To be with her children, and with John, and with herself.
With Morkeleb, too, she hoped—if not to go away adventuring, then to lie, as he had once said, in the thin turf of the downs, and to talk as friends of the endless lore of the star-drakes.
Time is long, she thought as her eyes turned to John once more—“—yes, but if the sceptre only dates back to the reign of Heskooth IV—” he was arguing, oblivious to the priests of Cragget investing Gareth with the keys and hammer of the Orange God in the name of the twenty-seven Guilds of the city. Time is long, and the God of Time, the thirteenth God who dreamed the other Twelve, holds all things in his pockets. And no one knows what he will decide to bring forth.
We all are what we are, and to fear that is to fear the stars in the sky.

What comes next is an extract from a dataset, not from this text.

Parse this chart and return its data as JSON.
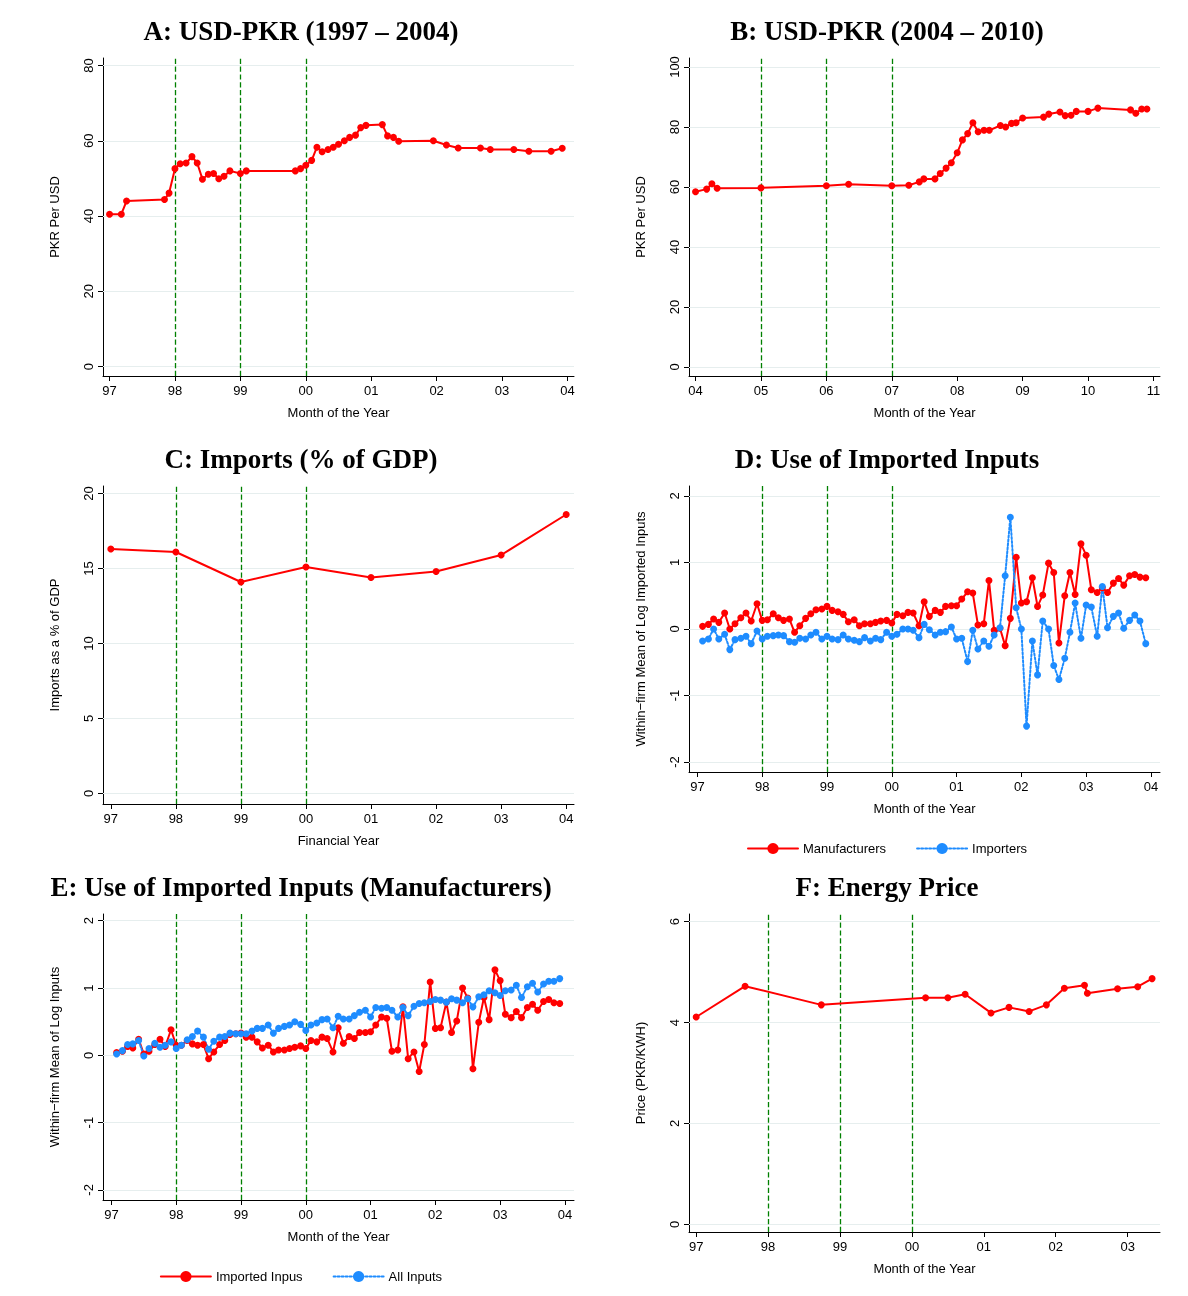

The gnomes of the Deep came forward: Sevacandrozardus the King, who was called Balgub among men, in robes that seemed to be plated with gold and gems; the gnomish Wise Ones and the Patriarchs of the noble clans of the gnomes, Miss Mab’s clan of Howeth-Arawan among them; Miss Mab herself, bowing with great dignity to the young man who had visited her in the slums when the dragon drove her and her people forth from the Deep.
Yet another hymn was sung by yet another ill-rehearsed choir. A face in the crowd caught Jenny’s eye: a thin, small man with gray hair and eyes like the diamond labyrinths of the star-fields, and hands gloved in black, to hide his dragon claws. Morkeleb stood in the crowd, elbow-to-elbow with fishmongers and pork-butchers and the girls in their bright dresses and tight bodices, watching the King and watching the King’s people with the fascination of one who has never seen such things before.
A dragon? she thought. Never.
A Dragonshadow?
Or one who was only the sum of what he had once been, and was now only what he was? As are we all, she thought.
The musicians broke into a fanfare, marred by a single out-of-tune hautbois; the children of the Weavers’ Guild Choir lifted their voices in yet another hymn of banal praise. For one moment, across the crowd, Jenny met those diamond eyes.
Then Morkeleb lifted a hand to her, and smiled, and disappeared into the crowd.